Elon Musk company SpaceX is set to lose a $100 million deal with the Canadian province of Ontario following a response to the Trump administration’s decision to apply 25 percent tariffs to the country.

Starlink, a satellite-based internet service launched by the Musk entity SpaceX, will lose a $100 million deal it had with Ontario, Premier Doug Ford announced today.

Ford said on X today that Ontario is banning American companies from provincial contracts:

“We’ll be ripping up the province’s contract with Starlink. Ontario won’t do business with people hellbent on destroying our economy. Canada didn’t start this fight with the U.S., but you better believe we’re ready to win it.”

It is a blow to the citizens of the province more than anything, as the Starlink internet constellation has provided people in rural areas across the globe stable and reliable access for several years.

Musk responded in simple terms, stating, “Oh well.”

It seems Musk is less than enthused about the fact that Starlink is being eliminated from the province, but it does not seem like all that big of a blow either.

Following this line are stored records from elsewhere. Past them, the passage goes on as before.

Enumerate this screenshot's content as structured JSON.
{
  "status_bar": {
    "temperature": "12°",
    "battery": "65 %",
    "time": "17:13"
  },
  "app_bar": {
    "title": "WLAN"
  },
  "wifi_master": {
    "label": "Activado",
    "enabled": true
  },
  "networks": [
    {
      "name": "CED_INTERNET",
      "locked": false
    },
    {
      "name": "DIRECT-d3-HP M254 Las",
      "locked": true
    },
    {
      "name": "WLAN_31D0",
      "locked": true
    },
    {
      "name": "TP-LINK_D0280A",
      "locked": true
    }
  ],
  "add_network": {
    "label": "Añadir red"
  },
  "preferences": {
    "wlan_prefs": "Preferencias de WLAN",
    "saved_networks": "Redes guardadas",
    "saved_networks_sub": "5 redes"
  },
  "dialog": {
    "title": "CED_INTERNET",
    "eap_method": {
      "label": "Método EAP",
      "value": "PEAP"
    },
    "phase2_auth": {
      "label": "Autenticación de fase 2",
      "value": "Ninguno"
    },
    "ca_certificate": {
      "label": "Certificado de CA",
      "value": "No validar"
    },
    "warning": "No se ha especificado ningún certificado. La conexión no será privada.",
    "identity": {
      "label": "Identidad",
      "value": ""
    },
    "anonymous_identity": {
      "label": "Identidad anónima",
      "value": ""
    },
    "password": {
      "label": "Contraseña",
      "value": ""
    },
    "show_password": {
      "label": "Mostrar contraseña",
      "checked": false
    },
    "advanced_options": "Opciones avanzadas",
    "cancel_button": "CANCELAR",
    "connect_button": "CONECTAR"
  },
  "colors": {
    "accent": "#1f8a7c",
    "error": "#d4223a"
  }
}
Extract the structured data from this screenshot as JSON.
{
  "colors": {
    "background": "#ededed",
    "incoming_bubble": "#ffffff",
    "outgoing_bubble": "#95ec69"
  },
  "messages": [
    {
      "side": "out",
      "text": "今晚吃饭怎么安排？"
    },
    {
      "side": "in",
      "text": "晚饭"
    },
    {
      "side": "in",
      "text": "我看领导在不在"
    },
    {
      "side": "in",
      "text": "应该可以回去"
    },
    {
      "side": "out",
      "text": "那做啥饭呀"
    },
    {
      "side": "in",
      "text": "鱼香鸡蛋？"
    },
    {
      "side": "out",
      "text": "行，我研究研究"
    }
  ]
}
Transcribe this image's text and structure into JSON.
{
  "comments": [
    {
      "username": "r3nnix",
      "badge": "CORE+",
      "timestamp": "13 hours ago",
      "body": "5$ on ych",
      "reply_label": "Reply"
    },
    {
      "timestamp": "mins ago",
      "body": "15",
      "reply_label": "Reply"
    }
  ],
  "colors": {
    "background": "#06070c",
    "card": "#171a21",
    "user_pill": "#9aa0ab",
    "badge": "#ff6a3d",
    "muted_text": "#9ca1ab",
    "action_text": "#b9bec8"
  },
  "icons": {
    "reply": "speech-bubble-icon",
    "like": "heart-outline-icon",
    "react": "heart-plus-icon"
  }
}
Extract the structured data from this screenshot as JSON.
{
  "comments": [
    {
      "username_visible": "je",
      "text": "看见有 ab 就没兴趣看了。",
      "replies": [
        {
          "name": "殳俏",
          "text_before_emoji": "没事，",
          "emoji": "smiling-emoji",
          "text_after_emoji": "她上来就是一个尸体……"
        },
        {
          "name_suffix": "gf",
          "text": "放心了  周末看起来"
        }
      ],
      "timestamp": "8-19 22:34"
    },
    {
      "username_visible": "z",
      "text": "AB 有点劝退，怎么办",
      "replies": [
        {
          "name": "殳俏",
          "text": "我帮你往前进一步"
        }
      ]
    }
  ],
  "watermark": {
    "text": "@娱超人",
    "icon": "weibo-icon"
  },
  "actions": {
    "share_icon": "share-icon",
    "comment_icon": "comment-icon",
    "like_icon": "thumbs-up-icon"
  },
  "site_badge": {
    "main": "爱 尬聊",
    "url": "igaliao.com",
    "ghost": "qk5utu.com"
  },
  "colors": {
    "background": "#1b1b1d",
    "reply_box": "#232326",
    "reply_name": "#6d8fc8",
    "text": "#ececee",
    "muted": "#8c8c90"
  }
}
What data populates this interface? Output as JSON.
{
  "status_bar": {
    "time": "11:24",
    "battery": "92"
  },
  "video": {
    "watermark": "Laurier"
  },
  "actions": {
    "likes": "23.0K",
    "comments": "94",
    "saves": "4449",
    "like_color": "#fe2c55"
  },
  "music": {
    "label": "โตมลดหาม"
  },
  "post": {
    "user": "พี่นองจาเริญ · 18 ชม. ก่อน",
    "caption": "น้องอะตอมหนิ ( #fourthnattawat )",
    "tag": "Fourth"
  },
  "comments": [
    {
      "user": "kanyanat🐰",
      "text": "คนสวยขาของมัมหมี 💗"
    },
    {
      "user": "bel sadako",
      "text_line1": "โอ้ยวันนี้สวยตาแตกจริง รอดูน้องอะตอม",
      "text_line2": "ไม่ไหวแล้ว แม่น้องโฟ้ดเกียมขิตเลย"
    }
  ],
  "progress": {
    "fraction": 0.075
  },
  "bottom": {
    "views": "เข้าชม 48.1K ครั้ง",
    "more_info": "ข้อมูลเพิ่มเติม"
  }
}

As previously mentioned, this impacts citizens more than Starlink itself, which has established itself as a main player in reliable internet access. Starlink has signed several contracts with various airlines and maritime companies.

It is also expanding to new territories across the globe on an almost daily basis.

With Mexico already working to avoid the tariff situation with the United States, it will be interesting to see if Canada does the same.

The two have shared a pleasant relationship, but President Trump is putting his foot down in terms of what comes across the border, which could impact Americans in the short term.